Characteristics: Vallière system vs. Gribeauval system artillery pieces
| System | Caliber | Tube Weight | Tube Length | Shot Weight |
|---|---|---|---|---|
| Vallière | 4-pounder | 522 kg (1,151 lb) | 2.19 m (7.2 ft) | 2 kg (4.4 lb) |
| Vallière | 8-pounder | 1,028 kg (2,266 lb) | 2.64 m (8.7 ft) | 4 kg (8.8 lb) |
| Vallière | 12-pounder | 1,565 kg (3,450 lb) | 2.93 m (9.6 ft) | 6 kg (13.2 lb) |
| Vallière | 16-pounder | 2,054 kg (4,528 lb) | 3.10 m (10.2 ft) | 8 kg (17.6 lb) |
| Vallière | 24-pounder | 2,645 kg (5,831 lb) | 3.23 m (10.6 ft) | 12 kg (26.5 lb) |
| Gribeauval | 4-pounder | 290 kg (639 lb) | 1.57 m (5.2 ft) | 2 kg (4.4 lb) |
| Gribeauval | 8-pounder | 580 kg (1,279 lb) | 2.00 m (6.6 ft) | 4 kg (8.8 lb) |
| Gribeauval | 12-pounder | 880 kg (1,940 lb) | 2.29 m (7.5 ft) | 6 kg (13.2 lb) |
| Gribeauval | 16-pounder | 2,000 kg (4,409 lb) | 3.36 m (11.0 ft) | 8 kg (17.6 lb) |
| Gribeauval | 24-pounder | 2,740 kg (6,041 lb) | 3.53 m (11.6 ft) | 12 kg (26.5 lb) |

On 15 October 1765, based on the results of the Strasbourg tests, Choiseul and King Louis XV authorized the Gribeauval artillery system to take effect. This was done secretly in order to hide it from both foreign agents and reactionary French officers who might oppose the change. The Gribeauval system's field artillery included 4-pounder, 8-pounder, and 12-pounder guns as well as a 6-inch howitzer and a 1-pounder Rostaing gun.
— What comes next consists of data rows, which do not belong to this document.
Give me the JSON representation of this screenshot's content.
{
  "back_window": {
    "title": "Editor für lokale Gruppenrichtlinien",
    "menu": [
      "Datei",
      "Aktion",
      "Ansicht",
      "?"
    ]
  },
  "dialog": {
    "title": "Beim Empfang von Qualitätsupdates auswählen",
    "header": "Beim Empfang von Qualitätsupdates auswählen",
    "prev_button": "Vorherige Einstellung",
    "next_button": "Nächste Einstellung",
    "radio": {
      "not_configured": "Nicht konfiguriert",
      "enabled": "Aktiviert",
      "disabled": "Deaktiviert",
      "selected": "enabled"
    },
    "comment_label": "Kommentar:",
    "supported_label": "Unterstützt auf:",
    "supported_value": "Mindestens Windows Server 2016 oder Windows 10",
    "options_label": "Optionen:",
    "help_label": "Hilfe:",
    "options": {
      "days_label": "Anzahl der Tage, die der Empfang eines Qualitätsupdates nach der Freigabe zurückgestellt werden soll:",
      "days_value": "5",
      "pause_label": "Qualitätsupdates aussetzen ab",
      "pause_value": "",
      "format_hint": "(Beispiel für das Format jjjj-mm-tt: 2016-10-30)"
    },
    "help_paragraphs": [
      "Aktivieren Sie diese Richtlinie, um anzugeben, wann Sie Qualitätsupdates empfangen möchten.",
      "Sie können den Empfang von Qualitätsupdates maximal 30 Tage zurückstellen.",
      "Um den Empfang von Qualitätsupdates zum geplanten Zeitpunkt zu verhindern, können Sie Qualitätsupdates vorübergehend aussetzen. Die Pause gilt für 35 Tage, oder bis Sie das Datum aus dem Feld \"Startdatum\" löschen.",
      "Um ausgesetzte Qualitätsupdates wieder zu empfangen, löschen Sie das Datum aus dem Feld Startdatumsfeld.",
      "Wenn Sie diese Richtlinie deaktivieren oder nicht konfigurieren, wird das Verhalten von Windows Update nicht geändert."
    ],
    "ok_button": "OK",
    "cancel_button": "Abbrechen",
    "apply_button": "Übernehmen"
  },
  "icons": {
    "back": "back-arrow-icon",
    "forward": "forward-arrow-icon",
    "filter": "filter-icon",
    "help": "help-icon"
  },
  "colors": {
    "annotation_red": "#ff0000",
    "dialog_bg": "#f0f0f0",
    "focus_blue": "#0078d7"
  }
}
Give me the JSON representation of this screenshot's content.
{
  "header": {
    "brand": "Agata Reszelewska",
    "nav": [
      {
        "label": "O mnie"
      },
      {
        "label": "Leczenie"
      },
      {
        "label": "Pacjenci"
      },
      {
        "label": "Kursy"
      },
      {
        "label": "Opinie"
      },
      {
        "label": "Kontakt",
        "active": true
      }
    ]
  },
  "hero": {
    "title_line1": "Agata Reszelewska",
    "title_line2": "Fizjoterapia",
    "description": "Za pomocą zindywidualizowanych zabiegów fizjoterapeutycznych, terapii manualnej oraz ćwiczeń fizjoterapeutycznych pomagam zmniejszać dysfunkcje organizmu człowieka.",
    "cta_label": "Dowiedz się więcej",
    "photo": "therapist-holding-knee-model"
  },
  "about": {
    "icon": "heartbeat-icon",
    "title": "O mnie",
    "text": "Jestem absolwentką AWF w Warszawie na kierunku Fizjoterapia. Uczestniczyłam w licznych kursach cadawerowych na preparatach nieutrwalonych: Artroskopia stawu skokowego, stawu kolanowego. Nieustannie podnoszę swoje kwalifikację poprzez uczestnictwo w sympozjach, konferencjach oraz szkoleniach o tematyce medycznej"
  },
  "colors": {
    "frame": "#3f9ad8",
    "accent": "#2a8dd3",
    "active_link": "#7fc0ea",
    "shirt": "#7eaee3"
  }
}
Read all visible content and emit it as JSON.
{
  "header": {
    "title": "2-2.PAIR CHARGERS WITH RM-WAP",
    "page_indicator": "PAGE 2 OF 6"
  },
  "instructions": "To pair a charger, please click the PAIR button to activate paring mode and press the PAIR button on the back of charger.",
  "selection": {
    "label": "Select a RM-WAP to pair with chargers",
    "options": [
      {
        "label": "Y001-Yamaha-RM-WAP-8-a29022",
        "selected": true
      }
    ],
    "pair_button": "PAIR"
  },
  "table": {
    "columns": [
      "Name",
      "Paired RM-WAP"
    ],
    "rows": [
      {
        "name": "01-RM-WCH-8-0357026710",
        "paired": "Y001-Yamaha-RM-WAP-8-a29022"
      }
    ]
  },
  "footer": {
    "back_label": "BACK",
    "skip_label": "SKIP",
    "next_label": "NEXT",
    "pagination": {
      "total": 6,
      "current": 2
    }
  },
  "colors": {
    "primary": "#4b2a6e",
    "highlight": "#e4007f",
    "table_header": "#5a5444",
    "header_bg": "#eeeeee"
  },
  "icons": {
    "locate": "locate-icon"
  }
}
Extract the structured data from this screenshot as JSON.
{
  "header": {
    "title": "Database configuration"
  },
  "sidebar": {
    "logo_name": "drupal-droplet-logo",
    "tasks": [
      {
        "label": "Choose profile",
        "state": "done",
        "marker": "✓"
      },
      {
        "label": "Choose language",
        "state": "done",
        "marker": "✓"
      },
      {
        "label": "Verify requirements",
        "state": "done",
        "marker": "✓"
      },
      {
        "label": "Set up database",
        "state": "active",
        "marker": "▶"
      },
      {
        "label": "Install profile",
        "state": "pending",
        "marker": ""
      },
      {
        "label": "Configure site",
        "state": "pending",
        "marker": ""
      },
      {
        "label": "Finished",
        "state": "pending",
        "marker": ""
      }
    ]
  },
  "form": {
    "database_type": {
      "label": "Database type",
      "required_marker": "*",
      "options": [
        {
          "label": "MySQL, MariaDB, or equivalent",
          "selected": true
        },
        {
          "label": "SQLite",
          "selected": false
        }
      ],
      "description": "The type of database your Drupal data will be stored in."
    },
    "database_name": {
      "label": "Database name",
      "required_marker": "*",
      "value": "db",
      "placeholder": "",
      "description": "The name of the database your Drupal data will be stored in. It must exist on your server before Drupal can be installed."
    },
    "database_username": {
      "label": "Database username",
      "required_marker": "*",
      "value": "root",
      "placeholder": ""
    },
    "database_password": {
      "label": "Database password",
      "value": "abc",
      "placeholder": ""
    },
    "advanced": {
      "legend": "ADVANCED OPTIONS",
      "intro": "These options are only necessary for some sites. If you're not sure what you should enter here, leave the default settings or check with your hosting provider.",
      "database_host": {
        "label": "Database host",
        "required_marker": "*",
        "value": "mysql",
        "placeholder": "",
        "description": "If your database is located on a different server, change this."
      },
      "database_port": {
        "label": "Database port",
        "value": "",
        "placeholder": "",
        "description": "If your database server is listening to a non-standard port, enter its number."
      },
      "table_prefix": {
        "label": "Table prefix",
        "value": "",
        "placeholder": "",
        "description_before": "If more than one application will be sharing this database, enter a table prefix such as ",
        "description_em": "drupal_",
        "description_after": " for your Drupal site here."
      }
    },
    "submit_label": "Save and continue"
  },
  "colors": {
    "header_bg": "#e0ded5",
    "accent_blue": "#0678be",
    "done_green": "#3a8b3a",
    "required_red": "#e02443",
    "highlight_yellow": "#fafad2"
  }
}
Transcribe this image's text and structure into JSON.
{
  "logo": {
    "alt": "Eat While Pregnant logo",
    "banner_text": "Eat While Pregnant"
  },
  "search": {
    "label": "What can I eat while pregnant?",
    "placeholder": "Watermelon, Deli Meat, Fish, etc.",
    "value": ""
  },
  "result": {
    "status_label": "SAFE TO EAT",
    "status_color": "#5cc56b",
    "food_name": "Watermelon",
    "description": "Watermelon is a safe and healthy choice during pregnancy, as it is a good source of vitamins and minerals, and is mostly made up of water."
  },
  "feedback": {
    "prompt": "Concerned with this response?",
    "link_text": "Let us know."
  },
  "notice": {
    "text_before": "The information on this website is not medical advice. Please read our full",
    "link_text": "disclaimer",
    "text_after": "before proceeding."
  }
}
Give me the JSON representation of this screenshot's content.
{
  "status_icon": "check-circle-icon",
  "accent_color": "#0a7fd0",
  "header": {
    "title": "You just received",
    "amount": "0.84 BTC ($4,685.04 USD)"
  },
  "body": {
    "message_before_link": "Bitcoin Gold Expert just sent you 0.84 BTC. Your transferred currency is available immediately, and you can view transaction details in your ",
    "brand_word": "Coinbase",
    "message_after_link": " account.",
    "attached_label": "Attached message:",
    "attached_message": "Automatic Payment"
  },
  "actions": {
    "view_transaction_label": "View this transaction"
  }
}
When Joseph de Vallière returned to France in 1764, he discovered to his chagrin that he was no longer Director-General of Artillery. He tried to stop the implementation of the Gribeauval system but was blocked as long as Choiseul was in power. However, Choiseul was replaced as War Minister in December 1770. By this date, 1,200 of the new Gribeauval guns had been manufactured and equipped with gun carriages and caissons. After intense lobbying, Joseph de Vallière was reappointed Director-General of Artillery in 1772, bringing back the obsolete Vallière system. At this time, the Vallière 16-pounders and 24-pounders were still being used as siege guns. Since the cost to recast the existing Gribeauval guns would have been exorbitant, this was not done. On 3 October 1774, at the insistence of a panel of Marshals including the Duke of Broglie, the Marquis of Contades, the Duke of Richelieu, and the Prince of Soubise, the Gribeauval system was reinstated. This would give France one of the strongest artilleries of the early 19th century.